The first two revolutions in warfare were the invention of gunpowder and the creation of nuclear bombs. The third revolution is AI-driven autonomous weapons. A fully autonomous weapon tracks down and finds a target, destroying it without any direct human involvement. The Israeli Harpy drone, for example, searches for targets in a specific area and destroys them. So-called “slaughterbots,” small drones that seek out individuals and shoot explosives through their skulls, raise even more complex moral and political issues. A person with reasonable skills could make these small drones for $1,000 out of commonly available materials.
Autonomous weapons, or “killer robots,” will become faster, more precise and cheaper to make. Autonomous weapons will save soldiers’ lives and, deployed responsibly, will focus on combatant targets to avoid civilian casualties. Ethical objections to autonomous weapons far outweigh their benefits. Delegating killing human beings to machines eases the path to killing. And should an autonomous weapon makes a mistake, no one is accountable.
AI will put countless people out of work, factory workers, accountants and insurance brokers alike. Mass unemployment may exacerbate economic and social inequality while enriching those running technology companies.
What exactly are the new jobs – and will they satisfy many humans’ desire to feel productive and useful? Who is most at risk, and how can humans flourish in the post-automation era?Kai-Fu Lee and Chen Qiufan
Society must reconfigure old jobs and generate new ones. The authors hold out for the possibility of an AI-inspired creative renaissance in which people revere “creativity, compassion and humanity.”

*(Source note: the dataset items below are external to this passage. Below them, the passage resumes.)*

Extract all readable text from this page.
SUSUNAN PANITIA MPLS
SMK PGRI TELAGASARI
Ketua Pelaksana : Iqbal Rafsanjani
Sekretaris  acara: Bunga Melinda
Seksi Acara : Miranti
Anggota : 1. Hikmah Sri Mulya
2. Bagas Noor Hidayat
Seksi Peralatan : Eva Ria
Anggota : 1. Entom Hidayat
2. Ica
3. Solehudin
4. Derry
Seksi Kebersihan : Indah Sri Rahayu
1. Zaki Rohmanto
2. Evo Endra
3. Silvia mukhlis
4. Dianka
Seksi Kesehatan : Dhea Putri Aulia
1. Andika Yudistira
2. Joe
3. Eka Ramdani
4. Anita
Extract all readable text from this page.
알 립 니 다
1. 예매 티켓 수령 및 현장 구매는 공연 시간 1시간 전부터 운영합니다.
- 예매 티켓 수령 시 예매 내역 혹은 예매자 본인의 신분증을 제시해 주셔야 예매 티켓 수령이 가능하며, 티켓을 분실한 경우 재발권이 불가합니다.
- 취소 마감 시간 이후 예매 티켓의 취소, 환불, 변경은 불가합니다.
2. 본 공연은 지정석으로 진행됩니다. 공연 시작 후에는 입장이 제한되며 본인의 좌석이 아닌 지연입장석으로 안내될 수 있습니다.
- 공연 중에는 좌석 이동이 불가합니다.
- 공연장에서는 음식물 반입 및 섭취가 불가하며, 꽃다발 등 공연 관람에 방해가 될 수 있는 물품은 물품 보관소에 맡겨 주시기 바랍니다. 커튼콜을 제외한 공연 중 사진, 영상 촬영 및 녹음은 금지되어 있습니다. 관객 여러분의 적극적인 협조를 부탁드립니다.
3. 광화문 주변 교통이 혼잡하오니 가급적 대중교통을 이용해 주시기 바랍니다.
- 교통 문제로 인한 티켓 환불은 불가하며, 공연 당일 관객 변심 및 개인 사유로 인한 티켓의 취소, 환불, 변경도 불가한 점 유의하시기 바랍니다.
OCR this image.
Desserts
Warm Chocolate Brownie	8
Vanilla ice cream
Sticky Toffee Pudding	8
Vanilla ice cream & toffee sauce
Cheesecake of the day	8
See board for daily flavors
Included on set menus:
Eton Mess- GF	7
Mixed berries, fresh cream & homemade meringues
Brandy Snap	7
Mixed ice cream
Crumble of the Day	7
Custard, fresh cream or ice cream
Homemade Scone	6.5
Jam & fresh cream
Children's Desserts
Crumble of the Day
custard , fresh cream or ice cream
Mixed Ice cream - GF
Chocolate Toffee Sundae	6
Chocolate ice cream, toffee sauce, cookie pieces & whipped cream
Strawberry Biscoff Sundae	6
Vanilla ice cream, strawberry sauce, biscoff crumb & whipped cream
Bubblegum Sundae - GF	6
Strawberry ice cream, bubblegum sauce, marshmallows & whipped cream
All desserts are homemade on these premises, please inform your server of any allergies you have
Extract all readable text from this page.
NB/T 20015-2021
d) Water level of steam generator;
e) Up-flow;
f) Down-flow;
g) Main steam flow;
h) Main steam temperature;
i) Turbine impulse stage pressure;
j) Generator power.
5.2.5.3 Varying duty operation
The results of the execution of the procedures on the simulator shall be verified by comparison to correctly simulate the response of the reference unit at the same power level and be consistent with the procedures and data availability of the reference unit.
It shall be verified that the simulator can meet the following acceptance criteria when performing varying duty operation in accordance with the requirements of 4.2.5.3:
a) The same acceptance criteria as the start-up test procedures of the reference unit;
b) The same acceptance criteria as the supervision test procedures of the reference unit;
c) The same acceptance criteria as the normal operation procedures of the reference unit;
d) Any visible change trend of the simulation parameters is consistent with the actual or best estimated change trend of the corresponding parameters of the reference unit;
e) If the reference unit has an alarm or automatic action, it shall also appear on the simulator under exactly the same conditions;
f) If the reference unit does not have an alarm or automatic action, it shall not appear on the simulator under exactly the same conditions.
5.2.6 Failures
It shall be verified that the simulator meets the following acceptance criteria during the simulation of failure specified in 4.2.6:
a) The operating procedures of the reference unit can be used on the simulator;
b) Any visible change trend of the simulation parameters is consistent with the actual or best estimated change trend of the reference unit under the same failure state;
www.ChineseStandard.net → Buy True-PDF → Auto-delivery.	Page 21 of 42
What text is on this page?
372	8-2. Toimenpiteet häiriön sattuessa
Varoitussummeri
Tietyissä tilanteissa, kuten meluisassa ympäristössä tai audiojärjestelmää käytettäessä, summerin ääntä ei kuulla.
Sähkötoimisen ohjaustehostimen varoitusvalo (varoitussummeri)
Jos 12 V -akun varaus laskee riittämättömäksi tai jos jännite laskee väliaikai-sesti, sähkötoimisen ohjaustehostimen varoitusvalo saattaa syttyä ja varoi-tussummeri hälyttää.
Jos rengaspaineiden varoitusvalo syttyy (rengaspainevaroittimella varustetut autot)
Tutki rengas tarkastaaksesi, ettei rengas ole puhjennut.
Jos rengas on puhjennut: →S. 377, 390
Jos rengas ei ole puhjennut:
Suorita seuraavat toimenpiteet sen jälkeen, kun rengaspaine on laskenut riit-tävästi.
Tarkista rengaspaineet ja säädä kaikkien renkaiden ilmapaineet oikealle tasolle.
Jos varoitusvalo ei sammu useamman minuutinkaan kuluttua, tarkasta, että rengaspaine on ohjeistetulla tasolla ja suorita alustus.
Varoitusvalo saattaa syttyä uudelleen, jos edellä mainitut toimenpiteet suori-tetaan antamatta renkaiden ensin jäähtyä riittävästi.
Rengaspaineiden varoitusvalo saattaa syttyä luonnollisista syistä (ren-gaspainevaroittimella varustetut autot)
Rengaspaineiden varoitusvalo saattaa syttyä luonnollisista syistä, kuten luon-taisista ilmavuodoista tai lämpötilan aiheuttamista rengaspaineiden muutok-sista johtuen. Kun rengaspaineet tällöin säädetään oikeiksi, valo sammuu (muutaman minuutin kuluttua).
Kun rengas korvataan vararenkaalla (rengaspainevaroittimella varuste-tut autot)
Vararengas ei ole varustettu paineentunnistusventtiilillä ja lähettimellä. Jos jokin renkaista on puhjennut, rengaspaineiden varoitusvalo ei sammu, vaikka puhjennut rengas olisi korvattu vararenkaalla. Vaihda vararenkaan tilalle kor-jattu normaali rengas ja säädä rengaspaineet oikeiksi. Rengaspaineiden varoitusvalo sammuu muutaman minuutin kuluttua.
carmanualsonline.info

Lee and Qiufan offer fully human, completely undigitized conjecture about the future of AI. By alternating between Qiufan’s speculative, metaphorical fiction and Lee’s rigorous speculative analysis, the authors offer what AI cannot – emotional consideration of likely facts and imaginative interpretations when no facts are available. This makes their work readable, fascinating and thought-provoking. When you’ve had sufficient fiction, Lee provides a reasoned, likely future. When you prefer the joys of a made-up future, Qiufan carries you away into sci-fi with a compelling teaching component. The authors consider the available data and use it for the most ancient human task – turning information into narrative.